Home / Daily / Queensland boosts cyclone resilience funding
19 May 2020
The Queensland Government has announced funding to extend a grants program that helps improve the resilience of homes and reduces premiums in cyclone-affected regions.
Premier Annastacia Palaszczuk says the Household Resilience Program has already proved successful in supporting local jobs and helping people save on household insurance premiums.
“We are extending this program with another $11.25 million, and I welcome the Federal Government’s commitment to provide $10 million of funding,” she said today.
The State Government says 1749 households from Bundaberg to Cape York Peninsula have already seen insurance premiums reduced by an average of $310 under the program.

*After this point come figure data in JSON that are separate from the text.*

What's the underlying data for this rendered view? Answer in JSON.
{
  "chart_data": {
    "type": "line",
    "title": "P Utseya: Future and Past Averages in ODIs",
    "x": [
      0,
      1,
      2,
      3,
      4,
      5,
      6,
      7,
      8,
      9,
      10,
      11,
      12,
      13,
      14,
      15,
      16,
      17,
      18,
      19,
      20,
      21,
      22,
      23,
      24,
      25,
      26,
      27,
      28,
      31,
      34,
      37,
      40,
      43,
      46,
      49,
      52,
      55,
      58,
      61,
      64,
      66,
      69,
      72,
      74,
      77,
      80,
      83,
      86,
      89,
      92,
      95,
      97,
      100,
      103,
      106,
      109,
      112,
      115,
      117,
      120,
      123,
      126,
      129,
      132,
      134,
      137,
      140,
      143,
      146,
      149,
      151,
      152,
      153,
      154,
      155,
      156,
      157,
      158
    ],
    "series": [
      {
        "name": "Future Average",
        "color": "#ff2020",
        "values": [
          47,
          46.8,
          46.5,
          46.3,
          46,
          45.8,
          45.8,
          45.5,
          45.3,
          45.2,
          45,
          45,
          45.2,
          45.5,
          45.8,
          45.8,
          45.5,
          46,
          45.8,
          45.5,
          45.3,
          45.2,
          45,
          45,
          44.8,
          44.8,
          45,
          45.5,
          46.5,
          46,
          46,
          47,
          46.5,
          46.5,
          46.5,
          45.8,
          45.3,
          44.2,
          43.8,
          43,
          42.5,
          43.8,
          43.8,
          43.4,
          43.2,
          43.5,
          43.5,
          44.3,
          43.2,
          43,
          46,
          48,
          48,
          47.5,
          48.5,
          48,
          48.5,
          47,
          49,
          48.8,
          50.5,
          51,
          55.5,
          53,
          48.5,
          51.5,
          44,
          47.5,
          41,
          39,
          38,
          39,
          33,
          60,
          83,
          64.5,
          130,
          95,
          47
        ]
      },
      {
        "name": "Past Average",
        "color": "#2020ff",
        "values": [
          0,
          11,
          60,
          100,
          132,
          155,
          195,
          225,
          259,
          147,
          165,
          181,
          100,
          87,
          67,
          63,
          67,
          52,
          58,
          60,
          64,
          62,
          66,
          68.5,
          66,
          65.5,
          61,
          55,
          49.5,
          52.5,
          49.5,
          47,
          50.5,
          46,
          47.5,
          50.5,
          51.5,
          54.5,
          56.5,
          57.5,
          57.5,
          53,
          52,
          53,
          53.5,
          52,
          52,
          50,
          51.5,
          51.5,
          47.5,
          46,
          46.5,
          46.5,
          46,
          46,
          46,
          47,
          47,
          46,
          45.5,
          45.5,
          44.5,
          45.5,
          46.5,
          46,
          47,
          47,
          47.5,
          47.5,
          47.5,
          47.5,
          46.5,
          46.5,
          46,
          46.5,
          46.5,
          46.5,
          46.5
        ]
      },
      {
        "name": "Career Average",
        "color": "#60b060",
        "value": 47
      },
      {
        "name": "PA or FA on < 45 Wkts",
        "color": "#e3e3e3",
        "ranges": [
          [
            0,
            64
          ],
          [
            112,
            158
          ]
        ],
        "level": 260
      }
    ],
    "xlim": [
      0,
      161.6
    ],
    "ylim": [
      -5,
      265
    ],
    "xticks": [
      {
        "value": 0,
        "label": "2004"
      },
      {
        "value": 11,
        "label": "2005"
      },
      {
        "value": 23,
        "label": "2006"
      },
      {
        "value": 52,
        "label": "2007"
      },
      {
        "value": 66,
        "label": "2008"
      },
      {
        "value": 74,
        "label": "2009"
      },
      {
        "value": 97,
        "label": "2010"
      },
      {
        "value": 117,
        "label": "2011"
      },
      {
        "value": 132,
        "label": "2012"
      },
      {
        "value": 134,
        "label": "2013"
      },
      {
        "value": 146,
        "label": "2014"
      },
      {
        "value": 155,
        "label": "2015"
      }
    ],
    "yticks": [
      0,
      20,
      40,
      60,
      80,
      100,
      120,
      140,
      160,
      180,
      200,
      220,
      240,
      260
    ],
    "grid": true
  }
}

Insurance Council of Australia (ICA) Head of Risk and Operations Karl Sullivan has welcomed the additional commitment for a program that insurers have identified as essential.
“While modest in size for now compared to the scale of the problem, the program is a practical and meaningful step towards helping vulnerable individuals to improve their resilience to cyclones,” he says on LinkedIn.
“Importantly, many insurers have already proved willing to recognise improvements that lower risk to cyclones, and to reduce premiums accordingly.”
Suncorp Insurance CEO Gary Dransfield says the Household Resilience Program was developed using the company’s Protecting the North research with James Cook University’s Cyclone Testing Station.
“Effective investment in economic infrastructure that reduces the impact of natural disasters will help create regional jobs while building safer communities and reducing cost of living pressures through lower insurance premiums,” he said.
Mr Dransfield says the program complements Suncorp’s Cyclone Resilience Benefit that provides customers in the region with premium reductions of up to 20% for making their homes more cyclone resilient.
The extension of the program is part of a Queensland economic recovery strategy in response to the impacts of the COVID-19 pandemic.